Another aspect of self-investigation is a close look at the educational system. Ibolya Hegyi gives a detailed description of the connections between Hungarian art “education, the institutional system, funding, and the art market,” pointing out that most of these, with few exceptions, are modeled on 19th century tradition even if there is a sense of fundamental progress (186). What is encouraging in Hungary is the invitation of Western artists and curators and the cooperation of a British art college in order to transcend the limitations of the local systems and promote the integration of Hungarian art into the international art scene – an effort also accentuated in Slovenia and other countries.
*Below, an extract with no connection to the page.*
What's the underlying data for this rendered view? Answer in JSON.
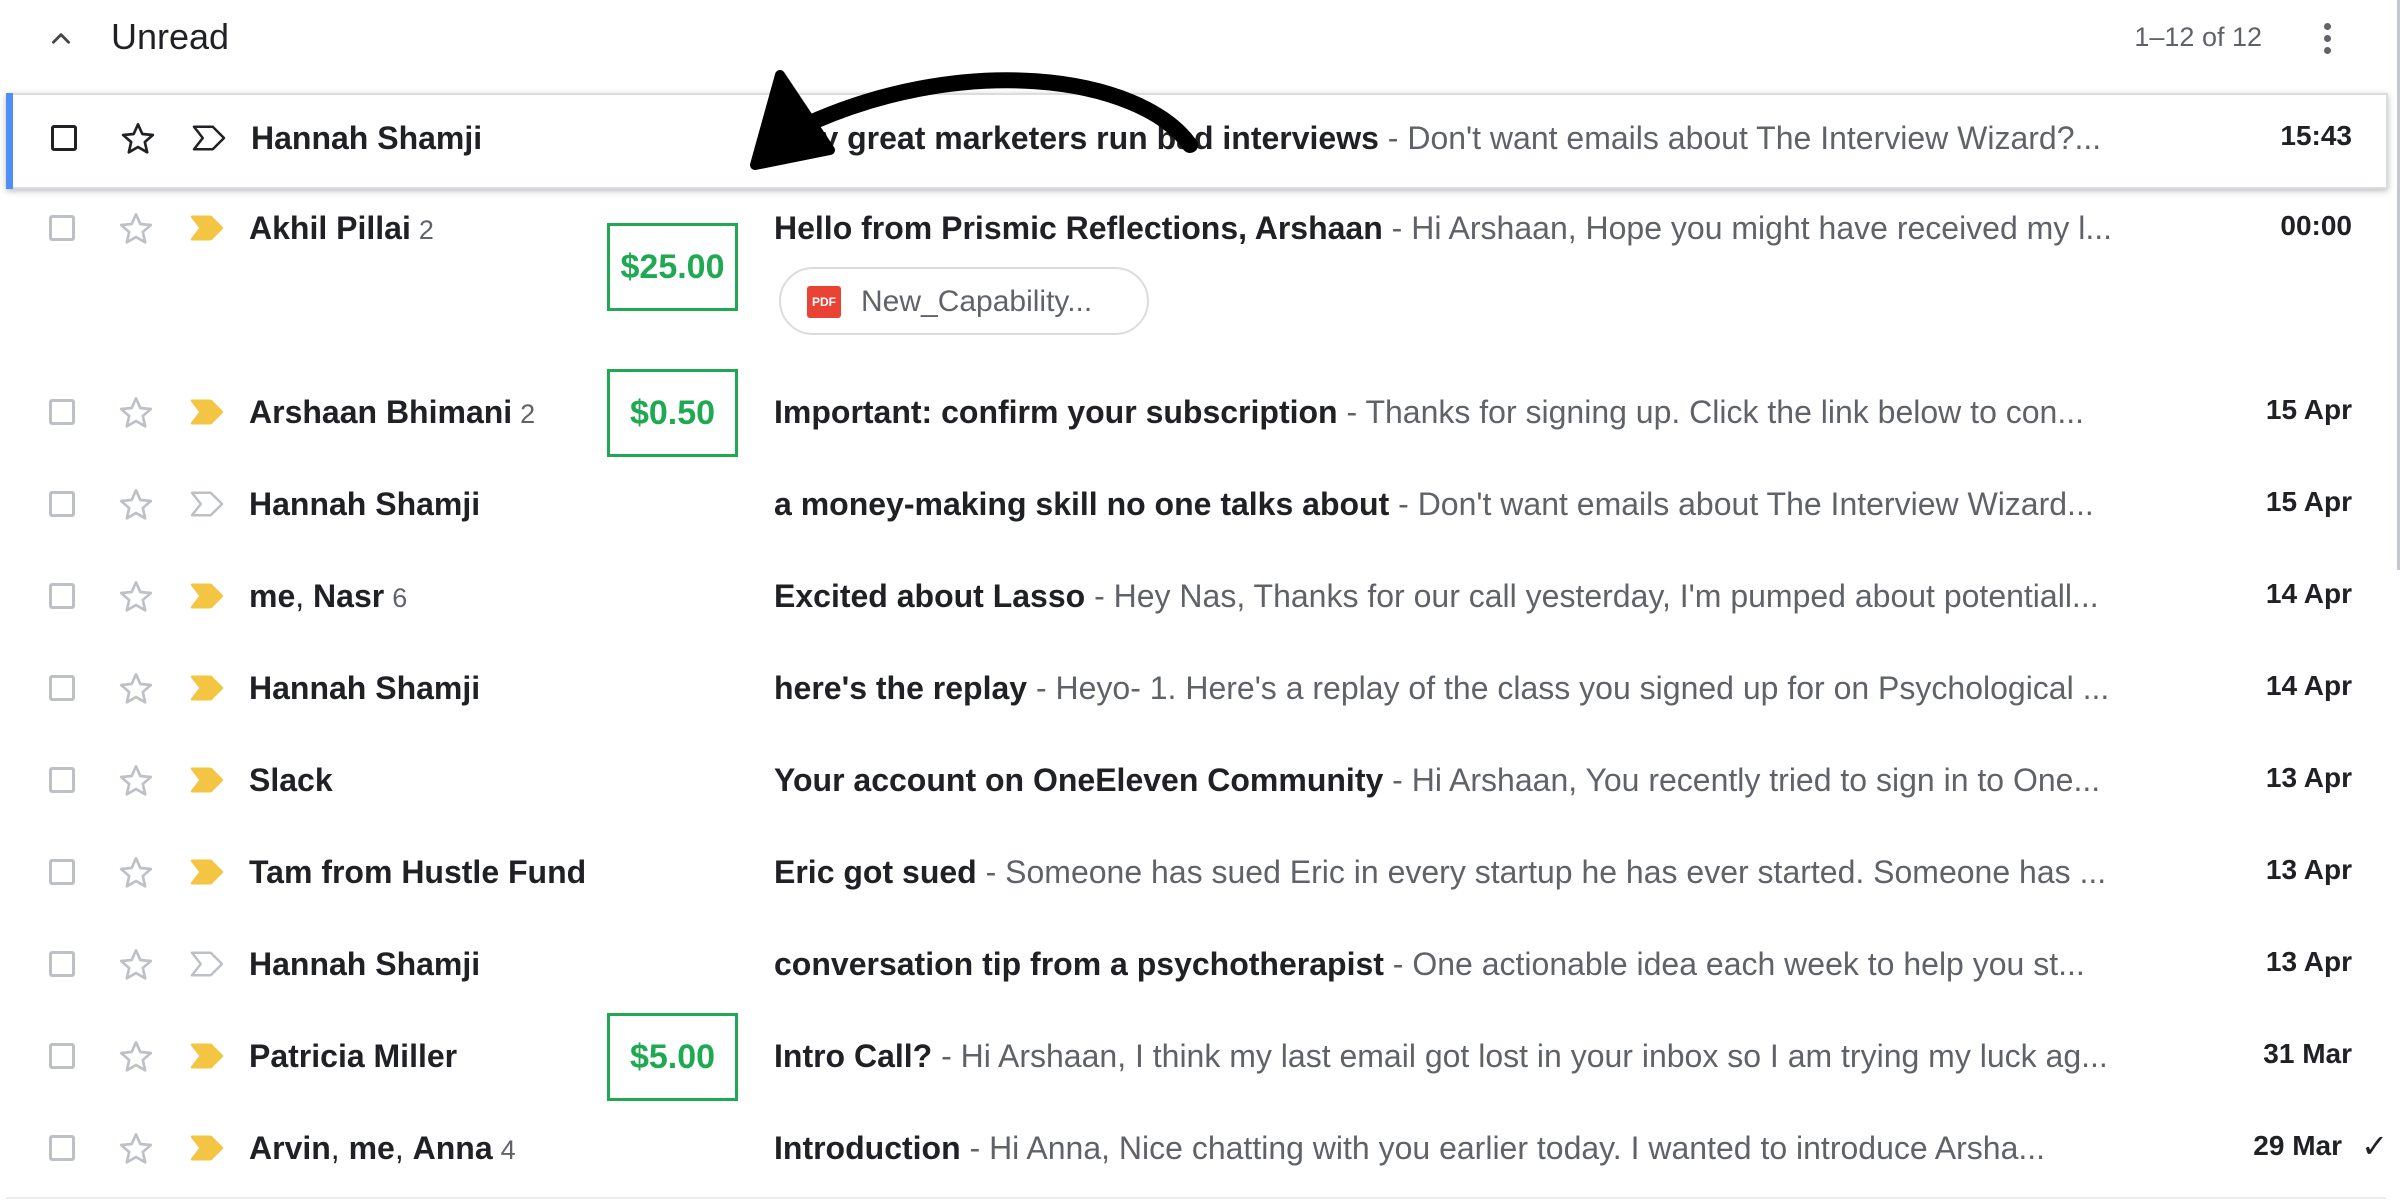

The difficulty, Hegyi points out, also transcends the local scene and is on the bottom of many other financial and organizational problems referred to by other authors, namely that “contemporary art … does not count as an area of culture that is deemed important or representative.” Although she adds that this attitude might now be starting to change, “Public funding does not adequately support international visibility” (188).
Arrivals>Art from the New Europe is an unusual kind of book. It is neither a catalogue nor a monograph; neither is it a collection of essays. It is a form of dialogue. The artists are introduced by an English author, while the short essays are written by a local art critic, thus simultaneously showing a local viewpoint and an outside one. The book disseminates information and ideas, visually as well as verbally. At first sight it might appear surprising to include discussion of contemporary art from Cyprus and Malta along with Eastern European countries. However, this juxtaposition allows the reader to learn a lesson regarding marginally positioned cultures, one that suggests that comparing Poland and Cyprus, or Estonia and Malta, is not as absurd as one might surmise. It takes the vantage point and the unbiased attitude of a third party to bring to sight the parallel aspects of becoming free of a long Soviet occupation and a long British/French rule respectively, both resulting in raising the questions of identity, history, and self-presentation.
Luxurious vividly colored blank pages, which function as logistical divides, make the book an artful object. Giving space and attention to artists from the “accession countries” is a welcome and much appreciated gesture. It will hopefully be followed by similar events and a wider selection of publications that will include the art and artists of the new EU countries and document their actual integration within the international art world.